Vu l’opacité de la politique gouvernementale, les mesures d’évacuation prises autour de la centrale de Fukushima suscitent incompréhension et protestation chez les villageois concernés [14].

Des syndicats et des syndicalistes initient des actions citoyennes contre Tepco, l’opérateur de la centrale de Fukushima [15]. Les résistances locales se renforcent et des coalitions se forment, où se retrouvent des mouvements issus de la radicalisation des années 1960-70 et d’autres, constitués dans les années 1990-2000. Il est très important d’affirmer notre solidarité en ce moment crucial.

Plus de 13.500 euros ont été à ce jour collectés dans le cadre de l’initiative de solidarité lancée par l’association Europe solidaire sans frontières (ESSF) [16], les dons provenant de 11 pays et d’un réseau régional, Focus on the Global South. De même, la Via campesina et les Amis de la terre ont lancé leurs propres appels financiers.

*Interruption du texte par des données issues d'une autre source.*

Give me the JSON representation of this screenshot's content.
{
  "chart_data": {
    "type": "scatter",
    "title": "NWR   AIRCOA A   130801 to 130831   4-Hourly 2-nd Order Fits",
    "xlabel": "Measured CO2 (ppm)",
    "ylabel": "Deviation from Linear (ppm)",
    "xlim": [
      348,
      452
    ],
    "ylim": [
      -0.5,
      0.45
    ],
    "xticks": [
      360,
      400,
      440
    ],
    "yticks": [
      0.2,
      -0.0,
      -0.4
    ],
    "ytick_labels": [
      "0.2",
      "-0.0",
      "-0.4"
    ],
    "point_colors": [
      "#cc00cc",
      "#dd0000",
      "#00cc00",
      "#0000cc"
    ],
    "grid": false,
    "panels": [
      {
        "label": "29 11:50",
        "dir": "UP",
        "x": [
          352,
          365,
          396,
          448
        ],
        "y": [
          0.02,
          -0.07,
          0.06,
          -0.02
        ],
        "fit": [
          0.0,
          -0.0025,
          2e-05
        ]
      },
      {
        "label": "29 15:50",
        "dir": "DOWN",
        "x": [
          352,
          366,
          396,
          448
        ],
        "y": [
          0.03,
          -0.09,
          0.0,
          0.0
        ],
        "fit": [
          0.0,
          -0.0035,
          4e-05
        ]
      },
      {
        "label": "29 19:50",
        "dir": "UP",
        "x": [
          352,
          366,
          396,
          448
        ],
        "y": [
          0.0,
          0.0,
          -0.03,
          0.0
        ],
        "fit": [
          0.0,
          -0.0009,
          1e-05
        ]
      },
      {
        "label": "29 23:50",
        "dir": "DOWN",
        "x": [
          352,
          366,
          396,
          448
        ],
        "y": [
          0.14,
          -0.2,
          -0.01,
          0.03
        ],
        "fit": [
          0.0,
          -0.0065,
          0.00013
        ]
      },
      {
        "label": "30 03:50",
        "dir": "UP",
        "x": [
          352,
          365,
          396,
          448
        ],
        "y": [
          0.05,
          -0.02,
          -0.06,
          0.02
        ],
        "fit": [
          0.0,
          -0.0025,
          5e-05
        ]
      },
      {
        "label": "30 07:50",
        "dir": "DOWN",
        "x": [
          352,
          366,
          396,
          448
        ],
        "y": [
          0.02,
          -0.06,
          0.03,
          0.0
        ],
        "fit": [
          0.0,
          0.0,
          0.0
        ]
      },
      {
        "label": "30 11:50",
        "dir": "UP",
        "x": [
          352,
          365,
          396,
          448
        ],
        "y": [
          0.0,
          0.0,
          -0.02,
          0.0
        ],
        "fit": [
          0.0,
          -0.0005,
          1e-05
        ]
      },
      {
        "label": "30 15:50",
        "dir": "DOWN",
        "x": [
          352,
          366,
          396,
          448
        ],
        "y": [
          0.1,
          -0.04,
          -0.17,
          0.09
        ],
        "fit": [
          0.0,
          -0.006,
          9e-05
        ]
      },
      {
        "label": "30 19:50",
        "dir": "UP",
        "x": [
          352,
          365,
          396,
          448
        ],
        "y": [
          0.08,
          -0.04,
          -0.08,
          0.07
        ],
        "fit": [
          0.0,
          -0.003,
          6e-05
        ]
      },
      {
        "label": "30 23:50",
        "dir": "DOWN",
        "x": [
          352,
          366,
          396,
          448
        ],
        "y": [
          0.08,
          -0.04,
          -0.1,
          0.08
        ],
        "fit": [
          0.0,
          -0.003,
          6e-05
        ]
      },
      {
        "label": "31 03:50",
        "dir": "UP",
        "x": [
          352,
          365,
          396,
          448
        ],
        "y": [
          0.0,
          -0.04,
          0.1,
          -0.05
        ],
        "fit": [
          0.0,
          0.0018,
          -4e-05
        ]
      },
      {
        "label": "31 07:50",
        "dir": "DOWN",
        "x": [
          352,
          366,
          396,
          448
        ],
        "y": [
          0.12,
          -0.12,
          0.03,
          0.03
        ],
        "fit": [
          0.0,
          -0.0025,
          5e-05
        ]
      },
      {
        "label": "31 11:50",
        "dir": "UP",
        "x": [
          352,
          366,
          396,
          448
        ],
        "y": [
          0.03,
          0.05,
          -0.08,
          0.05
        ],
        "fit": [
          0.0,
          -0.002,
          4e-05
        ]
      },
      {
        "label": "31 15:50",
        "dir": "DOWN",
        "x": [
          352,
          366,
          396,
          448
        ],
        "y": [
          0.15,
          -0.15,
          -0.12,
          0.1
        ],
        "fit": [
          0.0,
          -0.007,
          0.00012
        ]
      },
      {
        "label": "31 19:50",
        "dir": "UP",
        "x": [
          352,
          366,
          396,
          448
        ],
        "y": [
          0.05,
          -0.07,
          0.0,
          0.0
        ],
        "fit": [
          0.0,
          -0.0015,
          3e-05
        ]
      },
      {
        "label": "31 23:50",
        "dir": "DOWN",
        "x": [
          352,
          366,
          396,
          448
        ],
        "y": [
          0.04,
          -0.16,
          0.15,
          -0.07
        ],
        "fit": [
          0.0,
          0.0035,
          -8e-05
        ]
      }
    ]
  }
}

A l’invitation notamment d’Attac France et de Solidaires, un militant japonais, Kiichi Takahashi, participera à la mobilisation, les 21-22 mai prochain, au Havre, contre le G8-G20. Antinucléaire et syndicaliste de la région de Sendai, frappée par le tsunami, il est membre d’Attac Japon et de la fédération Dentsu-Roso (télécom) de la centrale Zenrokyo (Conseil national des syndicats, NTUC) à qui les fonds collectés via ESSF sont envoyés.

La catastrophe nucléaire de Fukushima s’est symboliquement produite 25 ans après celle de Tchernobyl. Dans de nombreux pays, les mobilisations antinucléaires ont repris. Nous sommes en France particulièrement concernés, car « notre » entreprise nationale, Areva, exporte son industrie de mort, se heurtant à la résistance de populations locales. C’est aujourd’hui en particulier le cas en Inde, sur le site de Jaitapur où une centrale géante doit être construite avec des réacteurs EPR d’Areva. La répression des manifestations a déjà fait un mort [17].

Areva est aussi très impliquée dans le nucléaire nippon. Il nous faut aujourd’hui affirmer conjointement notre solidarité envers les populations japonaises et indiennes, en luttant de front contre Areva et le lobby nucléocrate français.